Setting aside the merits of these respective policies, this dual presidency breeds chaos. But there doesn’t seem to be any will in Congress to challenge it. It is noteworthy that Graham criticizes Miller, but is softer on Kelly:

That Graham is attempting to stay on Kelly’s good side reveals just how powerful he thinks Kelly is.

But Kelly’s power is necessarily fragile. For now, the president has allowed his staff to take the reins in the shutdown negotiations. As the Post reported, “President Trump stayed out of public view this weekend as delicate negotiations continued to fully reopen the federal government, sharing his opinions publicly only in sporadic, tweet-sized bursts. His closest advisers and allies would like this hide-and-tweet strategy to continue.” Kelly, among others, “cautioned Trump against negotiating with Schumer.”

But Trump has a proven history of pushing aside staffers who get too powerful, or who are perceived as such. Bannon’s tenure was short-lived due in part to articles hailing him as the real president.
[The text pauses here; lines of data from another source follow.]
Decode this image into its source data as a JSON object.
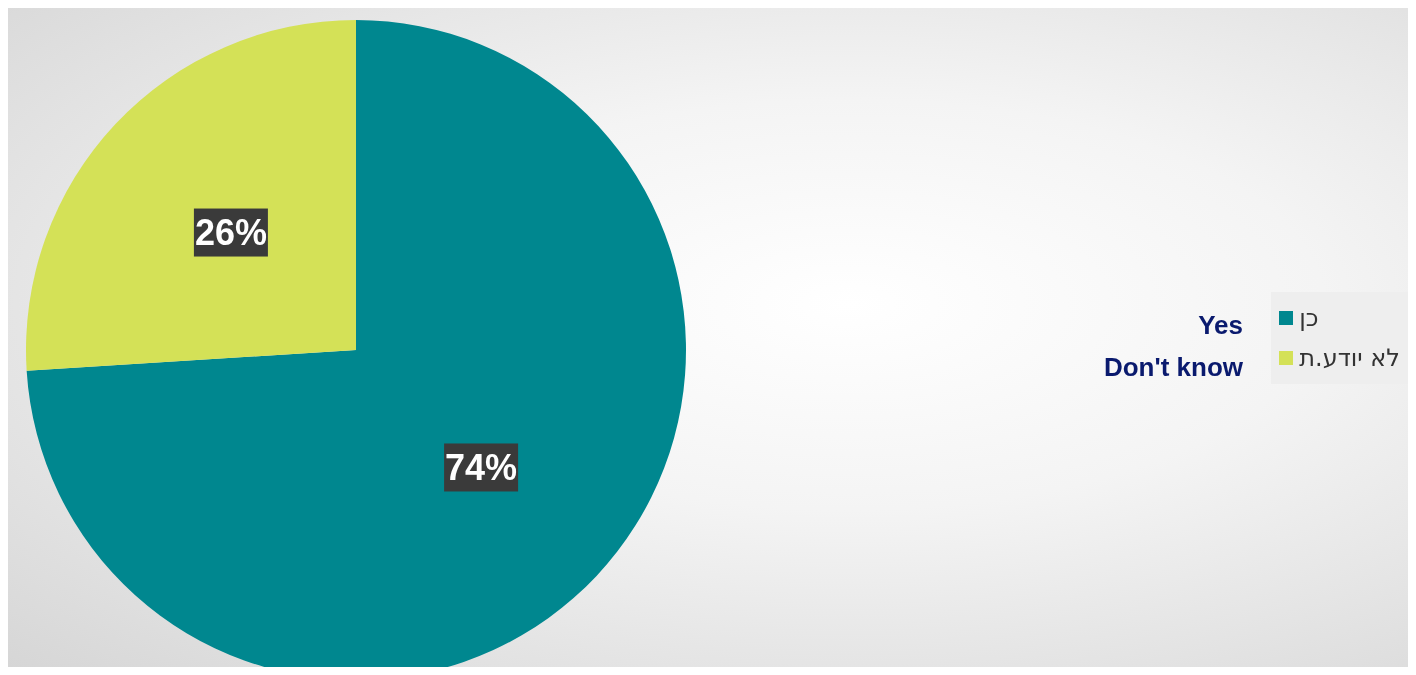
{
  "chart_data": {
    "type": "pie",
    "categories": [
      "כן",
      "לא יודע.ת"
    ],
    "values": [
      74,
      26
    ],
    "colors": [
      "#00878f",
      "#d4e157"
    ],
    "value_labels": [
      "74%",
      "26%"
    ],
    "legend": "right",
    "annotations": [
      "Yes",
      "Don't know"
    ]
  }
}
Last week, Trump reportedly bristled at news that Kelly said the president’s view on the border wall had “evolved.” As the Associated Press reported, Trump “made a series of calls to associates and vented about his chief of staff, bitterly complaining that Kelly made him look like a flip-flopper on his signature campaign issue, according to a person familiar with the conversations but not authorized to discuss private conversations.”
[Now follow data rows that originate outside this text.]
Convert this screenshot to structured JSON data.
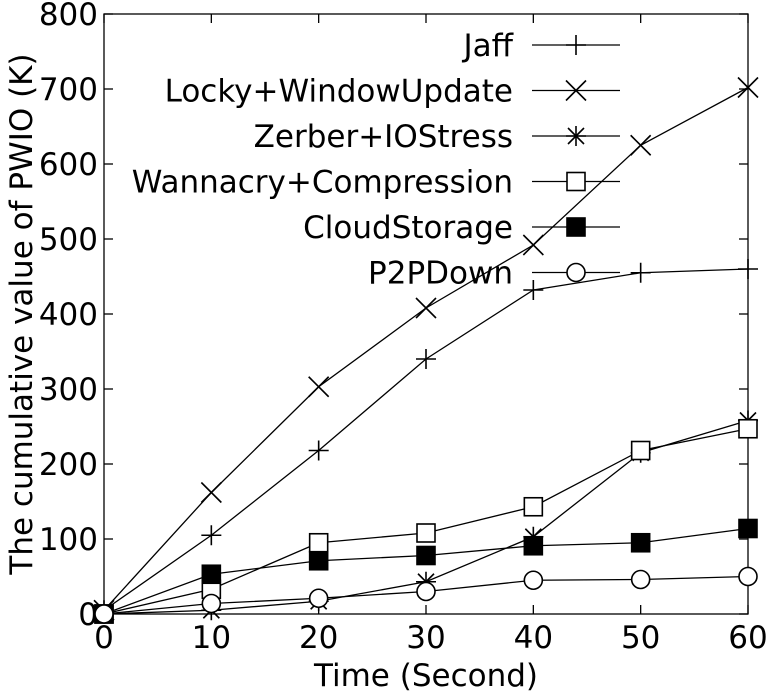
{
  "chart_data": {
    "type": "line",
    "xlabel": "Time (Second)",
    "ylabel": "The cumulative value of PWIO (K)",
    "xlim": [
      0,
      60
    ],
    "ylim": [
      0,
      800
    ],
    "x_ticks": [
      0,
      10,
      20,
      30,
      40,
      50,
      60
    ],
    "y_ticks": [
      0,
      100,
      200,
      300,
      400,
      500,
      600,
      700,
      800
    ],
    "grid": false,
    "legend_position": "top-right",
    "x": [
      0,
      10,
      20,
      30,
      40,
      50,
      60
    ],
    "series": [
      {
        "name": "Jaff",
        "marker": "plus",
        "values": [
          5,
          105,
          218,
          340,
          432,
          455,
          460
        ]
      },
      {
        "name": "Locky+WindowUpdate",
        "marker": "cross",
        "values": [
          5,
          162,
          303,
          408,
          492,
          625,
          702
        ]
      },
      {
        "name": "Zerber+IOStress",
        "marker": "asterisk",
        "values": [
          0,
          5,
          17,
          43,
          103,
          215,
          258
        ]
      },
      {
        "name": "Wannacry+Compression",
        "marker": "open-square",
        "values": [
          0,
          33,
          95,
          108,
          143,
          218,
          247
        ]
      },
      {
        "name": "CloudStorage",
        "marker": "filled-square",
        "values": [
          0,
          53,
          71,
          78,
          91,
          95,
          114
        ]
      },
      {
        "name": "P2PDown",
        "marker": "open-circle",
        "values": [
          0,
          14,
          21,
          30,
          45,
          46,
          50
        ]
      }
    ]
  }
}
The open question is whether Trump will continue just grousing privately, or if he has the will to take back the reins of his presidency.

Because Trump is manifestly unfit for office, people of all political stripes have been found consolation in the idea that his staff is really running the show. But the current fight over immigration demonstrates that, at least in this one case, it would be better if Trump started asserting himself. Trump might be a nativist, but by all indications he’s far less ideologically rigid than Kelly and Miller. He wants a deal that makes him look presidential—a photo op of him shaking hands with Schumer. Democrats are willing to give Trump that victory if it means protecting Dreamers. But Trump has to be presidential to make that happen.